Figure 21.7, From Molecular Biology of the Cell. Autonomic control of cardiovascular function.

układ sercowo-naczyniowy jest silnie regulowany, dzięki czemu zawsze istnieje odpowiedni dopływ natlenionej krwi do tkanek ciała w wielu różnych okolicznościach.
istnieją receptory, które reagują na stopień ciśnienia krwi i dostarczają mechanicznej (barosensorycznej) informacji o ciśnieniu w układzie tętnic
istnieją receptory, które dostarczają informacji o poziomie tlenu i dwutlenku węgla we krwi.
te systemy sensoryczne zapewniają wejście do ośrodków kontroli oddechowej mózgu, które z kolei kontrolują przywspółczulne i współczulne nerwy, które kontrolują serce, naczynia krwionośne i mięśnie przepony do oddychania.

skupimy się tylko na chemoreceptorach, które znajdują się głównie w ciałach szyjnych. Są to małe, wyspecjalizowane narządy zlokalizowane w rozwidleniu wspólnych tętnic szyjnych (niektóre tkanki chemosensoryczne znajdują się również w aorcie).
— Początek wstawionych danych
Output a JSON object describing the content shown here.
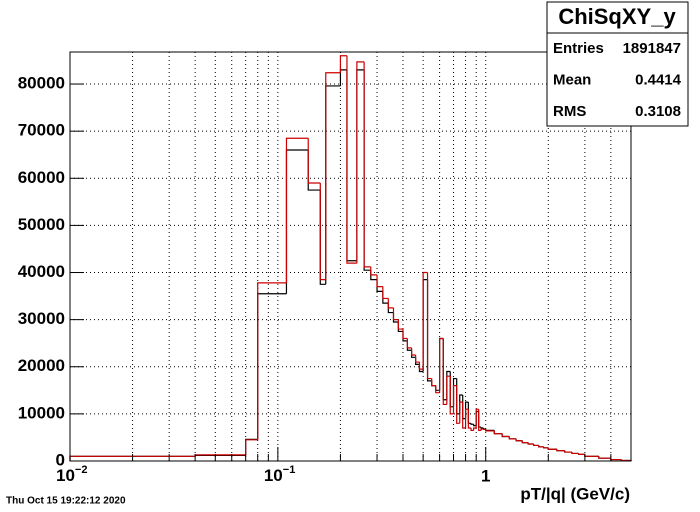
{
  "chart_data": {
    "type": "histogram",
    "stats": {
      "title": "ChiSqXY_y",
      "rows": [
        {
          "label": "Entries",
          "value": 1891847
        },
        {
          "label": "Mean",
          "value": 0.4414
        },
        {
          "label": "RMS",
          "value": 0.3108
        }
      ]
    },
    "x_label": "pT/|q| (GeV/c)",
    "timestamp": "Thu Oct 15 19:22:12 2020",
    "xlog": true,
    "grid": true,
    "xlim": [
      0.01,
      5
    ],
    "ylim": [
      0,
      86800
    ],
    "xticks": [
      {
        "value": 0.01,
        "label": "10",
        "sup": "−2"
      },
      {
        "value": 0.1,
        "label": "10",
        "sup": "−1"
      },
      1
    ],
    "xminorticks": [
      0.02,
      0.03,
      0.04,
      0.05,
      0.06,
      0.07,
      0.08,
      0.09,
      0.2,
      0.3,
      0.4,
      0.5,
      0.6,
      0.7,
      0.8,
      0.9,
      2,
      3,
      4,
      5
    ],
    "yticks": [
      0,
      10000,
      20000,
      30000,
      40000,
      50000,
      60000,
      70000,
      80000
    ],
    "bins": [
      0.01,
      0.04,
      0.07,
      0.08,
      0.11,
      0.14,
      0.16,
      0.17,
      0.2,
      0.215,
      0.24,
      0.26,
      0.28,
      0.3,
      0.32,
      0.34,
      0.36,
      0.38,
      0.4,
      0.42,
      0.44,
      0.46,
      0.48,
      0.5,
      0.525,
      0.55,
      0.575,
      0.6,
      0.625,
      0.65,
      0.675,
      0.7,
      0.725,
      0.75,
      0.775,
      0.8,
      0.825,
      0.85,
      0.875,
      0.9,
      0.925,
      0.95,
      0.975,
      1.0,
      1.1,
      1.2,
      1.3,
      1.4,
      1.5,
      1.6,
      1.7,
      1.8,
      1.9,
      2.0,
      2.2,
      2.4,
      2.6,
      2.8,
      3.0,
      3.5,
      4.0,
      4.5,
      5.0
    ],
    "series": [
      {
        "color": "#000000",
        "values": [
          1000,
          1200,
          4600,
          35500,
          66000,
          57500,
          37500,
          79600,
          83000,
          42500,
          83000,
          40500,
          38500,
          36000,
          33500,
          31500,
          29500,
          27500,
          25500,
          23500,
          22000,
          20500,
          19000,
          38500,
          17000,
          16000,
          15000,
          26000,
          13000,
          19000,
          11500,
          17500,
          10000,
          14000,
          9000,
          12500,
          8000,
          7800,
          7500,
          10500,
          7200,
          7000,
          6800,
          6500,
          5800,
          5200,
          4700,
          4300,
          3900,
          3600,
          3300,
          3000,
          2800,
          2500,
          2200,
          1900,
          1600,
          1400,
          1000,
          600,
          300,
          100
        ]
      },
      {
        "color": "#cc0000",
        "values": [
          1000,
          1300,
          4500,
          37800,
          68500,
          59000,
          38500,
          82400,
          86000,
          42000,
          84700,
          41200,
          39500,
          37000,
          34500,
          32500,
          30000,
          28000,
          26000,
          24000,
          22500,
          21000,
          19500,
          40000,
          17500,
          16000,
          14500,
          26000,
          12000,
          18000,
          10000,
          16000,
          8000,
          12500,
          7000,
          11000,
          7000,
          6500,
          7000,
          11000,
          6500,
          6800,
          6700,
          6400,
          5800,
          5200,
          4700,
          4300,
          3900,
          3600,
          3300,
          3000,
          2800,
          2500,
          2200,
          1900,
          1600,
          1400,
          1000,
          600,
          300,
          100
        ]
      }
    ]
  }
}
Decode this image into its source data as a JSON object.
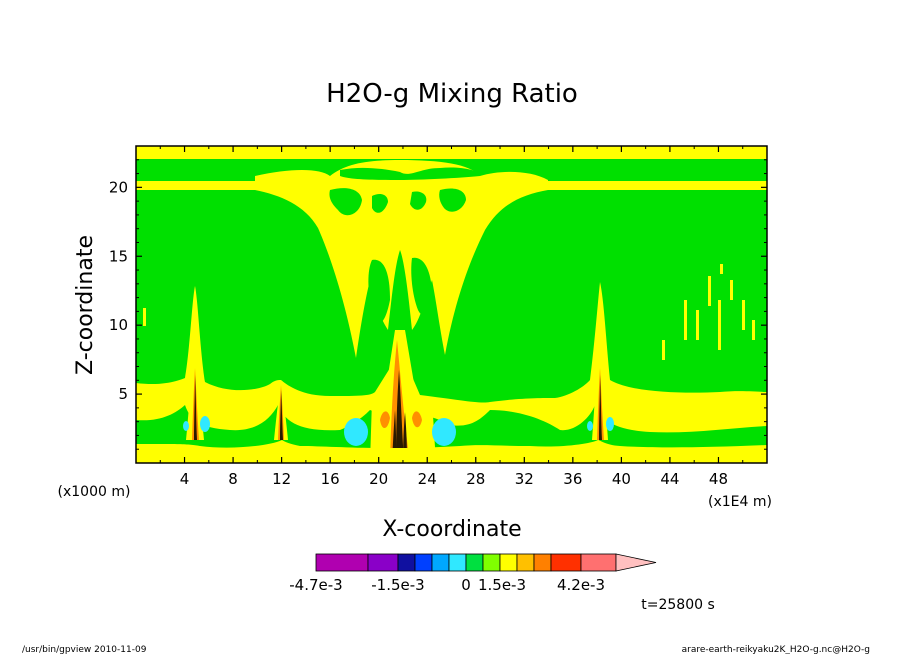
{
  "chart_data": {
    "type": "heatmap",
    "title": "H2O-g Mixing Ratio",
    "xlabel": "X-coordinate",
    "ylabel": "Z-coordinate",
    "x_unit_left": "(x1000 m)",
    "x_unit_right": "(x1E4 m)",
    "xlim": [
      0,
      52
    ],
    "ylim": [
      0,
      23
    ],
    "xticks": [
      4,
      8,
      12,
      16,
      20,
      24,
      28,
      32,
      36,
      40,
      44,
      48
    ],
    "xtick_labels": [
      "4",
      "8",
      "12",
      "16",
      "20",
      "24",
      "28",
      "32",
      "36",
      "40",
      "44",
      "48"
    ],
    "yticks": [
      5,
      10,
      15,
      20
    ],
    "ytick_labels": [
      "5",
      "10",
      "15",
      "20"
    ],
    "colorbar": {
      "colors": [
        "#b000b0",
        "#8a00c8",
        "#1010a0",
        "#0040ff",
        "#00a8ff",
        "#30e8ff",
        "#00e040",
        "#80ff00",
        "#ffff00",
        "#ffc000",
        "#ff8000",
        "#ff3000",
        "#ff7070"
      ],
      "extend_color": "#ffc0c0",
      "labels": [
        "-4.7e-3",
        "-1.5e-3",
        "0",
        "1.5e-3",
        "4.2e-3"
      ]
    },
    "time_label": "t=25800 s",
    "features": {
      "background_color": "#00e000",
      "yellow_color": "#ffff00",
      "cyan_color": "#30e8ff",
      "orange_color": "#ff9000",
      "dark_color": "#2a1a00",
      "horizontal_yellow_band_z": 20,
      "convective_columns_x": [
        4.5,
        12,
        21.5,
        37.5
      ]
    }
  },
  "footer": {
    "left": "/usr/bin/gpview  2010-11-09",
    "right": "arare-earth-reikyaku2K_H2O-g.nc@H2O-g"
  }
}
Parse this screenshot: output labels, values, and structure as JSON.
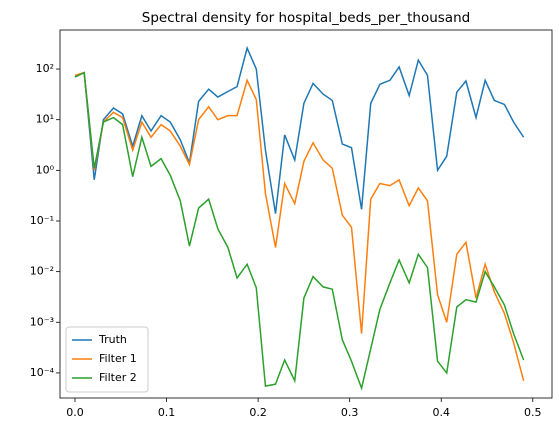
{
  "chart_data": {
    "type": "line",
    "title": "Spectral density for hospital_beds_per_thousand",
    "x": [
      0,
      0.01,
      0.021,
      0.031,
      0.042,
      0.052,
      0.063,
      0.073,
      0.083,
      0.094,
      0.104,
      0.115,
      0.125,
      0.135,
      0.146,
      0.156,
      0.167,
      0.177,
      0.188,
      0.198,
      0.208,
      0.219,
      0.229,
      0.24,
      0.25,
      0.26,
      0.271,
      0.281,
      0.292,
      0.302,
      0.313,
      0.323,
      0.333,
      0.344,
      0.354,
      0.365,
      0.375,
      0.385,
      0.396,
      0.406,
      0.417,
      0.427,
      0.438,
      0.448,
      0.458,
      0.469,
      0.479,
      0.49
    ],
    "series": [
      {
        "name": "Truth",
        "color": "#1f77b4",
        "values": [
          70,
          85,
          0.65,
          10,
          17,
          13,
          3,
          12,
          6,
          12,
          9,
          4,
          1.4,
          23,
          40,
          28,
          36,
          45,
          260,
          100,
          2.5,
          0.14,
          5,
          1.6,
          21,
          52,
          32,
          24,
          3.3,
          2.8,
          0.17,
          21,
          50,
          60,
          110,
          30,
          150,
          75,
          1.0,
          1.9,
          35,
          58,
          11,
          60,
          24,
          20,
          9,
          4.5
        ]
      },
      {
        "name": "Filter 1",
        "color": "#ff7f0e",
        "values": [
          75,
          85,
          1.0,
          9,
          14,
          11,
          2.5,
          9,
          4.5,
          8,
          6,
          3,
          1.3,
          10,
          18,
          10,
          12,
          12,
          60,
          25,
          0.35,
          0.03,
          0.55,
          0.22,
          1.5,
          3.5,
          1.6,
          1.1,
          0.13,
          0.075,
          0.0006,
          0.27,
          0.55,
          0.5,
          0.65,
          0.2,
          0.45,
          0.25,
          0.0035,
          0.001,
          0.022,
          0.038,
          0.003,
          0.014,
          0.004,
          0.0015,
          0.0004,
          7e-05
        ]
      },
      {
        "name": "Filter 2",
        "color": "#2ca02c",
        "values": [
          70,
          85,
          1.1,
          9,
          11,
          8,
          0.75,
          4.5,
          1.2,
          1.7,
          0.8,
          0.25,
          0.032,
          0.18,
          0.27,
          0.07,
          0.03,
          0.0075,
          0.014,
          0.0048,
          5.5e-05,
          6e-05,
          0.00018,
          7e-05,
          0.003,
          0.008,
          0.005,
          0.0045,
          0.00045,
          0.00017,
          5e-05,
          0.0003,
          0.0018,
          0.006,
          0.017,
          0.006,
          0.022,
          0.012,
          0.00017,
          0.0001,
          0.002,
          0.0028,
          0.0025,
          0.01,
          0.005,
          0.0022,
          0.0006,
          0.00018
        ]
      }
    ],
    "xlim": [
      -0.0164,
      0.521
    ],
    "ylim": [
      3.2e-05,
      590
    ],
    "ylog": true,
    "xticks": [
      {
        "value": 0,
        "label": "0.0"
      },
      0.1,
      0.2,
      0.3,
      0.4,
      0.5
    ],
    "yticks": [
      {
        "value": 0.0001,
        "label": "10⁻⁴"
      },
      {
        "value": 0.001,
        "label": "10⁻³"
      },
      {
        "value": 0.01,
        "label": "10⁻²"
      },
      {
        "value": 0.1,
        "label": "10⁻¹"
      },
      {
        "value": 1,
        "label": "10⁰"
      },
      {
        "value": 10,
        "label": "10¹"
      },
      {
        "value": 100,
        "label": "10²"
      }
    ],
    "legend": "lower left"
  }
}
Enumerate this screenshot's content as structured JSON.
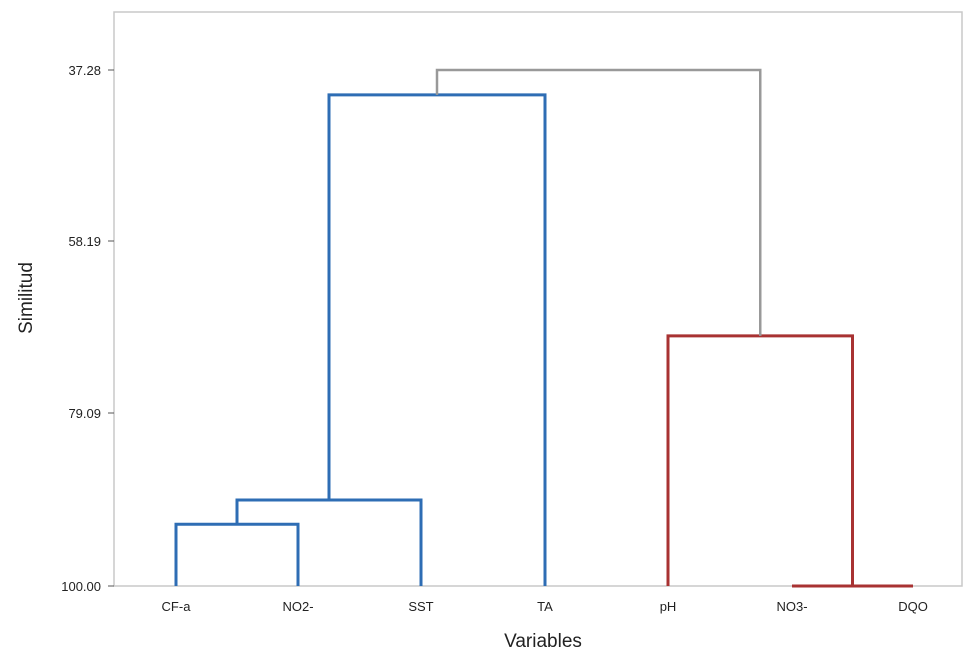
{
  "chart_data": {
    "type": "dendrogram",
    "title": "",
    "xlabel": "Variables",
    "ylabel": "Similitud",
    "yticks": [
      "37.28",
      "58.19",
      "79.09",
      "100.00"
    ],
    "ylim": [
      37.28,
      100.0
    ],
    "grid": false,
    "leaves": [
      "CF-a",
      "NO2-",
      "SST",
      "TA",
      "pH",
      "NO3-",
      "DQO"
    ],
    "merges": [
      {
        "left": "NO3-",
        "right": "DQO",
        "similarity": 100.0,
        "color": "#a83232"
      },
      {
        "left": "CF-a",
        "right": "NO2-",
        "similarity": 92.5,
        "color": "#2e6db4"
      },
      {
        "left": "CF-a+NO2-",
        "right": "SST",
        "similarity": 89.55,
        "color": "#2e6db4"
      },
      {
        "left": "CF-a+NO2-+SST",
        "right": "TA",
        "similarity": 40.3,
        "color": "#2e6db4"
      },
      {
        "left": "pH",
        "right": "NO3-+DQO",
        "similarity": 69.6,
        "color": "#a83232"
      },
      {
        "left": "CF-a+NO2-+SST+TA",
        "right": "pH+NO3-+DQO",
        "similarity": 37.28,
        "color": "#999999"
      }
    ],
    "cluster_colors": {
      "cluster1": "#2e6db4",
      "cluster2": "#a83232",
      "root": "#999999"
    }
  }
}
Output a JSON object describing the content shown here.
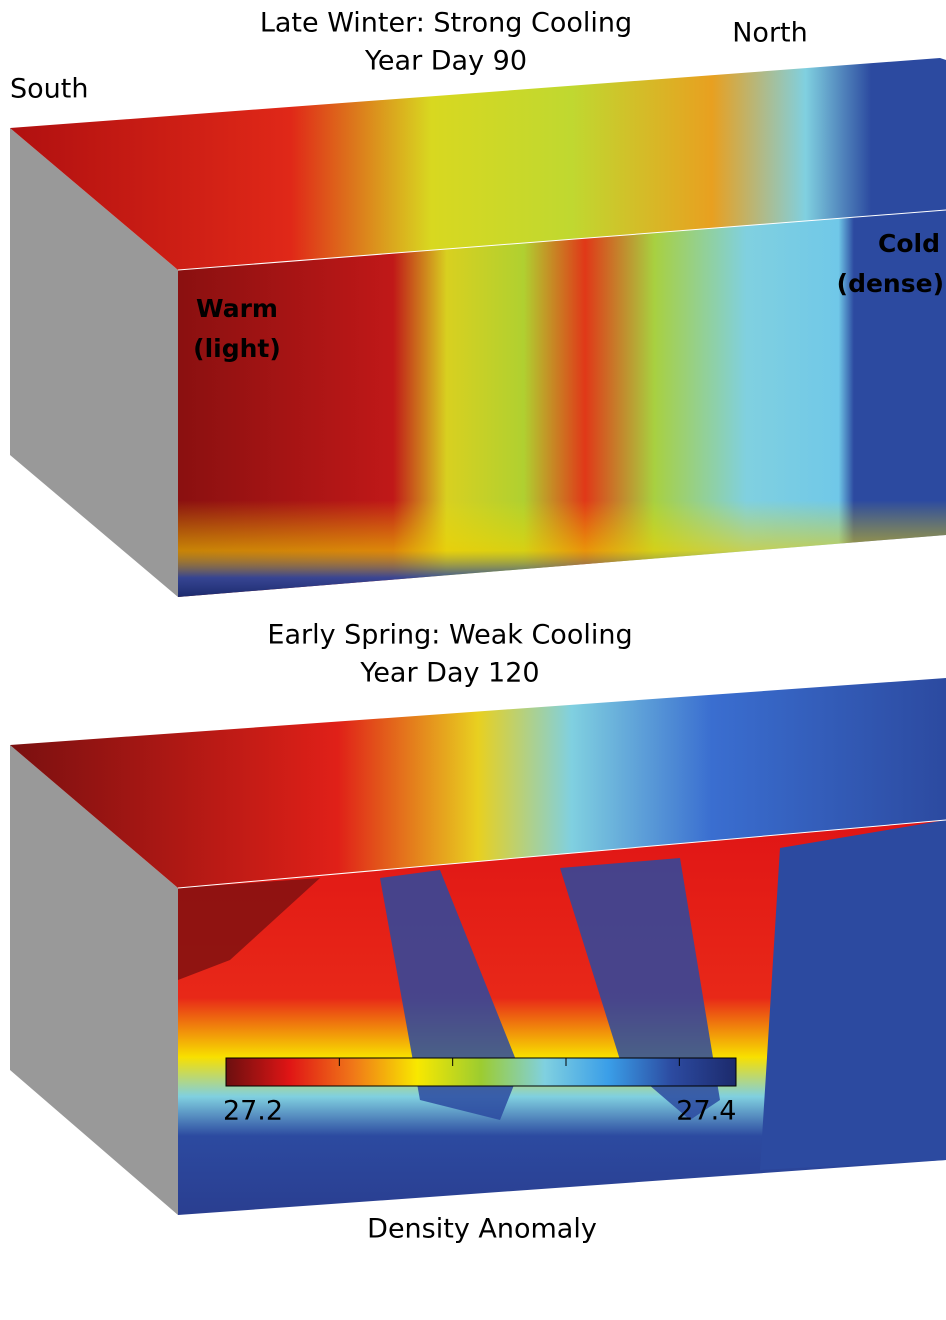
{
  "chart_data": {
    "type": "colorbar-figure",
    "panels": [
      {
        "title": "Late Winter: Strong Cooling",
        "subtitle": "Year Day 90",
        "south_label": "South",
        "north_label": "North",
        "warm_label": [
          "Warm",
          "(light)"
        ],
        "cold_label": [
          "Cold",
          "(dense)"
        ]
      },
      {
        "title": "Early Spring:  Weak Cooling",
        "subtitle": "Year Day 120"
      }
    ],
    "colorbar": {
      "title": "Density Anomaly",
      "range": [
        27.2,
        27.425
      ],
      "ticks": [
        27.2,
        27.4
      ],
      "minor_ticks": [
        27.25,
        27.3,
        27.35
      ],
      "colors": [
        "#6b0f0f",
        "#e01515",
        "#f07818",
        "#f8e800",
        "#9ccc30",
        "#80d0e0",
        "#3a9ee8",
        "#2c4aa0",
        "#1c2a6c"
      ]
    }
  }
}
Chemoreceptory w ciałach szyjnych i aorcie dostarczają informacji o ciśnieniu częściowym tlenu (pO2) i dwutlenku węgla (pCO2) we krwi.
informacja ta jest przekazywana przez neurony drugiego rzędu do podwzgórza i innych regionów pnia mózgu. Ta informacja o poziomie gazu we krwi działa w odruchu modulować autonomiczny układ nerwowy do kontroli mięśni gładkich i serca. Jest to równowaga między regulacją układu współczulnego a przywspółczulnego, aby regulować skurcz mięśnia sercowego lub gładkiego.


z fizjologii komórek, wydanie II.

komórki chemosensory szyjnej wykrywają poziom pO2 we krwi po prostu depolaryzując w odpowiedzi na obniżony poziom tlenu. Mechanizm wydaje się być czułym na O2 kanałem K+, który w obecności normalnych poziomów pO2 jest otwarty. Dlatego Vm jest zbliżony do EK+. Jednak poziom tlenu spada kanał K+ zamyka się i vm depolaryzuje pozwalając na otwarcie kanału Ca+2 z bramką napięciową i wyzwalanie fuzji pęcherzyków i uwalniania neuroprzekaźników.
uważa się, że jednym ze sposobów, w jaki może to nastąpić, jest to, że O2 aktywuje kanał K+ poprzez wiązanie się z białkiem hemu, które jest przyłączone do kanału k+.


z fizjologii komórek, wydanie II.

odwrotnie zmiana stopnia otwarcia kanału K+ pozwoli tym komórkom, które spontanicznie działają ogniowo, zwiększyć ich szybkość, a tym samym zasygnalizować zmianę poziomów pO2

z fizjologii komórki, wydanie 2.

poziom pO2 może mieć bezpośredni wpływ na mięśnie gładkie wokół naczyń krwionośnych. Wiele z tych komórek ma kanał K+, który jest hamowany przez ATP. Wraz ze spadkiem pO2 następuje także oddychanie i produkcja ATP. To zmniejszenie ATP powoduje otwarcie kanałów K+ i hamowanie skurczu mięśni gładkich. Powoduje to rozluźnienie mięśni gładkich, rozluźnienie naczyń krwionośnych i zwiększenie przepływu krwi do tkanki, która doświadcza zmniejszonego pO2.
natomiast wzrost pO2 powoduje większe hamowanie kanałów K+ wrażliwych na ATP, a tym samym większy stopień depolaryzacji. Więcej kanałów Ca+2 jest otwartych, a tym samym występuje większy poziom Cytozoliczny Ca+2, większy stopień skurczu mięśni gładkich. Powoduje to zwężenie naczyń krwionośnych (zwężenie naczyń) i mniejsze przenoszenie pO2 do otaczających tkanek.

Dodaj komentarz

Twój adres e-mail nie zostanie opublikowany.